Businesses today depend on data. It's vital in making the right decisions about a company's future direction, ensuring that customers are offered the products or services that are most relevant to them, and developing a deeper understanding of what's going on in the business and the wider market.
Yet all of this can only be achieved if the data businesses are relying on is accurate. There is a line of thinking that given the huge amount of information businesses now possess, the sheer volume of information being processed by analytics tools will compensate for the occasional error.
But this is not necessarily the case, and if you have wider issues with your data quality, you're likely to end up making decisions based on flawed results. As the old saying goes, 'garbage in, garbage out'. Indeed, Gartner estimates that around 40 percent of enterprise data is either inaccurate, incomplete, or unavailable, and this poor data quality costs the average business around $14 million a year.
Therefore, taking the time to fully review and clean up your data before handing it over to your analytics solutions is an essential step.
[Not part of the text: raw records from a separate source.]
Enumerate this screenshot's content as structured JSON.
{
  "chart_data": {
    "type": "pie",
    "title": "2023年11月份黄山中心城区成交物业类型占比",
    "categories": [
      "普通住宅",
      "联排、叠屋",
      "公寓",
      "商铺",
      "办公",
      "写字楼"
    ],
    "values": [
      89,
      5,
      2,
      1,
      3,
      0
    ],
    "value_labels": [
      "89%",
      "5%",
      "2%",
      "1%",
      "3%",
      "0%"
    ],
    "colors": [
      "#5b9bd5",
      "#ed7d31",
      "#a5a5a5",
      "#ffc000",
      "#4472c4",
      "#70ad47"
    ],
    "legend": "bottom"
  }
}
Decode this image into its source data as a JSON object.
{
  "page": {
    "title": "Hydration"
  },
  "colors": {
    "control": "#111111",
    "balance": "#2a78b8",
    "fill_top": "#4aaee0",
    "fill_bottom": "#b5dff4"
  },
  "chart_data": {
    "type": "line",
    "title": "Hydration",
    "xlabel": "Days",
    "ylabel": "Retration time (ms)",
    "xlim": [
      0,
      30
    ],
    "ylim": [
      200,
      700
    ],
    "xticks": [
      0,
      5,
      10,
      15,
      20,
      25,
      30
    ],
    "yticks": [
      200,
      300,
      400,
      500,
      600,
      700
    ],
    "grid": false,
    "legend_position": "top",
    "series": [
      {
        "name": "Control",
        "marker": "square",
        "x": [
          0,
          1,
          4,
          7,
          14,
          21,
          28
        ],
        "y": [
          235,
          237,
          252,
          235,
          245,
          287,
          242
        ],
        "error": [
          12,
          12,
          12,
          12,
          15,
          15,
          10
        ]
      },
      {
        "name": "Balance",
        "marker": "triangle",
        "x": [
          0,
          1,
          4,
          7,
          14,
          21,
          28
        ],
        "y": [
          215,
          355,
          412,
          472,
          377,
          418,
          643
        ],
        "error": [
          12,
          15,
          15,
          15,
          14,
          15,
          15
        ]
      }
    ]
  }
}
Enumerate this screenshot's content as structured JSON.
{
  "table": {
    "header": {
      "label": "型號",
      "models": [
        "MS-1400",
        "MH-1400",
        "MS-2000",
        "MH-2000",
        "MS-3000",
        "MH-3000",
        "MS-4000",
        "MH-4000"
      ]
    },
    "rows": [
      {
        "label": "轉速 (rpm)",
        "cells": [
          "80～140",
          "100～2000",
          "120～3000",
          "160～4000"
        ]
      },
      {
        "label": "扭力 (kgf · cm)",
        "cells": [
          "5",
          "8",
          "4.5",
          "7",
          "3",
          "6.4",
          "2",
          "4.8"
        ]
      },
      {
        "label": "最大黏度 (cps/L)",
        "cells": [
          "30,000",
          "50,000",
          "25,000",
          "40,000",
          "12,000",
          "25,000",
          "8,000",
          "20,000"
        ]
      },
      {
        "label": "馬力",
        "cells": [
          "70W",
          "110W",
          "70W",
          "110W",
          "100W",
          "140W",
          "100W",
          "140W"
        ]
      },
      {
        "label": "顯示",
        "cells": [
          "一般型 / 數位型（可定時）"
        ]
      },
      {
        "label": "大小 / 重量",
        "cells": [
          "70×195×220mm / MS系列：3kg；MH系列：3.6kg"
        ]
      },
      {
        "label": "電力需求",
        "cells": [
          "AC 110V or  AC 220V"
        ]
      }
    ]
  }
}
With this in mind, here are five of the most common data quality issues you're likely to encounter, as well as what to do about them.
1. Duplicated data
Duplicated data is an issue every business will have to deal with. This often comes about as the result of siloed processes and multiple systems that record the same information. When these sources are pooled together for processing, having multiple copies of the same records can significantly skew the results or lead to wasted effort.
This could result in customers receiving several identical marketing materials, which can annoy users and lead to wasted time and money. Or, it could be difficult to help a customer if they contact you with a query, but have multiple entries in your system with different details.
To avoid this, data deduplication tools are a must. These use algorithms to hunt through very large data sets and identify duplicate records. In the past, such solutions may have missed cases were there were minor differences, but today's solutions are now smart enough to spot even substantially different entries for the same customer.
2. Inconsistent formats
If you are inputting data that covers the same information, but is stored in different formats, many systems may struggle to recognize items as belonging to the same category, so can throw up inaccurate results.
For example, dates are a common stumbling block for many systems, as there are many potential ways these could be entered into different systems. It may be especially tricky for tools to distinguish between US and European-style dates - if you have one data source that uses the DD/MM/YY format and another that uses MM/DD/YY, you can get incorrect results.
Other potential difficulties may arise from phone numbers, especially when some have area codes and others don't, while differences in how data is inputted, such as using 'Street' or 'St' when entering addresses, can also result in more duplication issues. Therefore, it's vital you specify exact formats for every piece of data to ensure consistency across every source your organization uses.
3. Incomplete information
Fields that aren't filled in fully, or are left blank altogether, can be a major pain for tools such as CRM software and automated marketing solutions, as well as big data algorithms. For example, entries that lack ZIP codes aren't just a pain when it comes to contacting customers directly, it can also make key analytics processes useless, as the data will lack essential geographical information that can help you spot trends and make decisions.
Ensuring records can't be created unless all essential information is included is a good start, while setting up systems to exclude incomplete entries may be another way to reduce the issues this can cause.
4. Multiple units and languages
As is the case with formatting, sometimes differences in language, script or units of measurement can create difficulties. There are many examples of disastrous errors being made because someone forgot to take into account these issues, such as the multi-million dollar NASA Mars satellite that crashed because its navigation software was programed in imperial instead of metric units.
Similarly, dealing with data stored in multiple languages can also create difficulties if the analytics tools don't recognize it or know how to translate it. Even special characters such as umlauts and accents can wreak havoc if a system isn't configured for them. Therefore, you have to consider these potential issues if you're dealing with international data sets and program your algorithms accordingly.
5. Inaccurate data
Finally, there's no point in running big data analytics or making contact with customers based on data that is just plain wrong. There could be many reasons for this, from customers giving incorrect information to a human operator making a typo when entering data manually, or inputting details into the wrong field.
These can often be among the hardest data quality issues to spot, especially if the formatting is still acceptable - entering an incorrect, but valid, social security number, for example, might go unnoticed by a database that's only checking the veracity of the input in isolation.
There's no cure for human error, but ensuring you have clear procedures that are followed consistently is a good start. Using automation tools to reduce the amount of manual work when moving data between systems is also hugely useful in reducing the risk of mistakes by tired or bored workers.